Notably, there were no pharmaceutical industry officials among the panelists to whom Biden spoke.  

The cancer “moonshot,” like any other policy initiative conceived in Washington, needs money. And, not surprisingly, a lot of it.  

The Obama administration’s final budget request , submitted to Congress on Tuesday, proposes applying $1 billion to fighting cancer. Those dollars, if allocated by lawmakers later this year, would pay for research on vaccines, earlier detection, genomic analysis, increased information sharing and other activities.  

Biden told the audience here that Republicans and Democrats in Washington are prepared to support the “moonshot” -- and federal funds for it.  

And, according to the vice president, so are individuals Biden described as philanthropists. He said he already has met with dozens of them.  

“Several, he said, “are worth more than $1 billion.”  

Coley said she's worried that politics-as-usual in Washington could sink it once Obama and Biden leave office, she grows concerned, replying with a nervous laugh: “Very -- that's a quick, easy answer.”  

She was not the only one in attendance with a personal story to share.
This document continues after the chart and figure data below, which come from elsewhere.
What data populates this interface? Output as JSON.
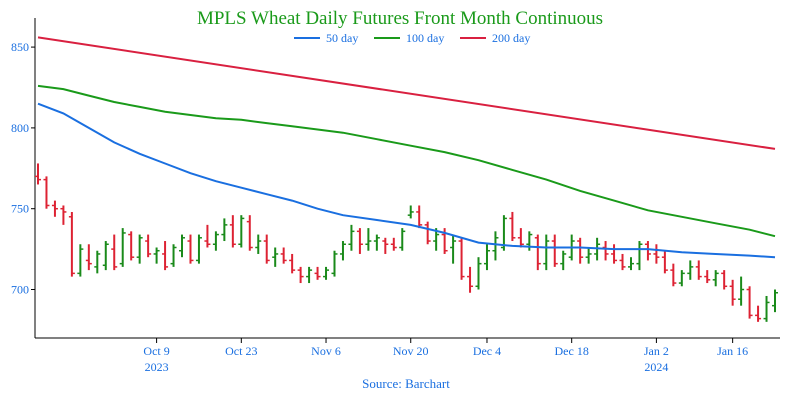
{
  "colors": {
    "up": "#1a8a1a",
    "down": "#dd2233",
    "ma50": "#1a6fe0",
    "ma100": "#1a9a1a",
    "ma200": "#d92040",
    "title": "#1a9a1a",
    "axis_text": "#1a6fe0"
  },
  "chart_data": {
    "type": "ohlc",
    "title": "MPLS Wheat Daily Futures Front Month Continuous",
    "source": "Source: Barchart",
    "legend_position": "top",
    "ylim": [
      670,
      868
    ],
    "yticks": [
      700,
      750,
      800,
      850
    ],
    "xticks": [
      {
        "label": "Oct 9",
        "sublabel": "2023",
        "index": 14
      },
      {
        "label": "Oct 23",
        "sublabel": "",
        "index": 24
      },
      {
        "label": "Nov 6",
        "sublabel": "",
        "index": 34
      },
      {
        "label": "Nov 20",
        "sublabel": "",
        "index": 44
      },
      {
        "label": "Dec 4",
        "sublabel": "",
        "index": 53
      },
      {
        "label": "Dec 18",
        "sublabel": "",
        "index": 63
      },
      {
        "label": "Jan 2",
        "sublabel": "2024",
        "index": 73
      },
      {
        "label": "Jan 16",
        "sublabel": "",
        "index": 82
      }
    ],
    "x_count": 88,
    "ohlc": [
      [
        770,
        778,
        765,
        768
      ],
      [
        768,
        770,
        750,
        752
      ],
      [
        752,
        755,
        745,
        750
      ],
      [
        750,
        752,
        740,
        748
      ],
      [
        745,
        748,
        708,
        710
      ],
      [
        710,
        728,
        708,
        725
      ],
      [
        718,
        728,
        712,
        716
      ],
      [
        714,
        724,
        710,
        722
      ],
      [
        715,
        730,
        712,
        728
      ],
      [
        725,
        734,
        712,
        714
      ],
      [
        716,
        738,
        714,
        735
      ],
      [
        734,
        736,
        718,
        720
      ],
      [
        720,
        734,
        716,
        732
      ],
      [
        730,
        734,
        720,
        722
      ],
      [
        722,
        726,
        716,
        724
      ],
      [
        722,
        730,
        712,
        714
      ],
      [
        716,
        728,
        714,
        726
      ],
      [
        724,
        734,
        720,
        732
      ],
      [
        730,
        734,
        716,
        718
      ],
      [
        718,
        734,
        716,
        732
      ],
      [
        730,
        740,
        726,
        728
      ],
      [
        728,
        736,
        724,
        734
      ],
      [
        734,
        744,
        730,
        740
      ],
      [
        740,
        746,
        726,
        728
      ],
      [
        728,
        746,
        726,
        744
      ],
      [
        742,
        746,
        724,
        726
      ],
      [
        726,
        734,
        722,
        730
      ],
      [
        730,
        734,
        716,
        718
      ],
      [
        720,
        726,
        714,
        722
      ],
      [
        722,
        726,
        716,
        718
      ],
      [
        718,
        722,
        710,
        712
      ],
      [
        712,
        714,
        704,
        708
      ],
      [
        708,
        714,
        704,
        712
      ],
      [
        710,
        714,
        706,
        708
      ],
      [
        708,
        714,
        706,
        712
      ],
      [
        710,
        724,
        708,
        722
      ],
      [
        722,
        730,
        718,
        728
      ],
      [
        728,
        740,
        724,
        736
      ],
      [
        736,
        738,
        722,
        728
      ],
      [
        728,
        738,
        724,
        730
      ],
      [
        730,
        734,
        724,
        732
      ],
      [
        730,
        732,
        722,
        728
      ],
      [
        728,
        732,
        724,
        726
      ],
      [
        726,
        738,
        724,
        736
      ],
      [
        746,
        752,
        744,
        748
      ],
      [
        748,
        752,
        738,
        740
      ],
      [
        740,
        742,
        728,
        730
      ],
      [
        730,
        738,
        724,
        734
      ],
      [
        734,
        738,
        722,
        724
      ],
      [
        726,
        734,
        716,
        730
      ],
      [
        730,
        732,
        706,
        708
      ],
      [
        708,
        714,
        698,
        702
      ],
      [
        702,
        720,
        700,
        716
      ],
      [
        716,
        728,
        712,
        724
      ],
      [
        724,
        736,
        718,
        732
      ],
      [
        726,
        746,
        724,
        744
      ],
      [
        744,
        748,
        730,
        732
      ],
      [
        732,
        738,
        726,
        728
      ],
      [
        728,
        736,
        724,
        734
      ],
      [
        732,
        734,
        712,
        716
      ],
      [
        716,
        734,
        712,
        730
      ],
      [
        730,
        734,
        714,
        716
      ],
      [
        716,
        724,
        712,
        722
      ],
      [
        720,
        734,
        718,
        730
      ],
      [
        730,
        732,
        716,
        720
      ],
      [
        720,
        726,
        716,
        722
      ],
      [
        722,
        732,
        718,
        728
      ],
      [
        726,
        730,
        718,
        722
      ],
      [
        722,
        728,
        716,
        718
      ],
      [
        718,
        722,
        712,
        714
      ],
      [
        714,
        720,
        712,
        716
      ],
      [
        716,
        730,
        712,
        728
      ],
      [
        728,
        730,
        718,
        722
      ],
      [
        722,
        728,
        716,
        720
      ],
      [
        720,
        724,
        710,
        712
      ],
      [
        712,
        716,
        702,
        704
      ],
      [
        704,
        712,
        702,
        710
      ],
      [
        710,
        718,
        706,
        714
      ],
      [
        714,
        718,
        706,
        708
      ],
      [
        708,
        712,
        704,
        706
      ],
      [
        706,
        712,
        702,
        710
      ],
      [
        710,
        712,
        700,
        702
      ],
      [
        702,
        706,
        690,
        694
      ],
      [
        694,
        708,
        690,
        700
      ],
      [
        700,
        702,
        682,
        684
      ],
      [
        684,
        690,
        680,
        682
      ],
      [
        682,
        696,
        680,
        692
      ],
      [
        690,
        700,
        686,
        698
      ]
    ],
    "series": [
      {
        "name": "50 day",
        "color_key": "ma50",
        "x": [
          0,
          3,
          6,
          9,
          12,
          15,
          18,
          21,
          24,
          27,
          30,
          33,
          36,
          40,
          44,
          48,
          52,
          56,
          60,
          64,
          68,
          72,
          76,
          80,
          84,
          87
        ],
        "values": [
          815,
          809,
          800,
          791,
          784,
          778,
          772,
          767,
          763,
          759,
          755,
          750,
          746,
          743,
          740,
          735,
          729,
          727,
          726,
          726,
          725,
          725,
          723,
          722,
          721,
          720
        ]
      },
      {
        "name": "100 day",
        "color_key": "ma100",
        "x": [
          0,
          3,
          6,
          9,
          12,
          15,
          18,
          21,
          24,
          27,
          30,
          33,
          36,
          40,
          44,
          48,
          52,
          56,
          60,
          64,
          68,
          72,
          76,
          80,
          84,
          87
        ],
        "values": [
          826,
          824,
          820,
          816,
          813,
          810,
          808,
          806,
          805,
          803,
          801,
          799,
          797,
          793,
          789,
          785,
          780,
          774,
          768,
          761,
          755,
          749,
          745,
          741,
          737,
          733
        ]
      },
      {
        "name": "200 day",
        "color_key": "ma200",
        "x": [
          0,
          87
        ],
        "values": [
          856,
          787
        ]
      }
    ]
  }
}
Seated a few seats to Biden’s right was Dr. Niklaus Steiner, a University of North Carolina professor who lost his teenage daughter to cancer. As Biden entered the room and greeted each panelist, he could be heard saying to Steiner, who along with his wife started a foundation to help adolescents and young adults fighting the disease: “Sorry. Sorry. Sorry.”  

When Steiner noted that cancer success rates among adolescents and young adults “has stagnated” in recent decades, Biden’s voice cracked as he replied, “I’m aware.”  

The experts Biden heard from called for increased access to care and echoed his call for information sharing.  

Gayle Harris, Durham County’s public health director, told Biden that within the African-American community “there is a trust issue” because “people still remember Tuskegee.” She was referring to syphilis experiments from 1932 until 1972 at the Tuskegee Institute during which hundreds of African-American men were never informed they were ill -- and, once penicillin became the go-to cure -- were never given the drug.  

For her part, Coley wants the next president, no matter from which party he or she hails, to keep the hard-charging Biden -- who recently lost his eldest son, Beau, to cancer -- in charge of the Obama-created cancer task force. She’s betting whether or not that happens will depend on the personal experiences of the next commander in chief.  

It remains to be seen whether the next U.S. chief executive keeps Biden on as the country’s point man on finding a cure to a disease that the American Cancer Society estimates killed nearly 600,000 Americans last year alone.  

On Wednesday, Biden said the kind of work he is doing now will compose a "major component of what I do for the rest of my life."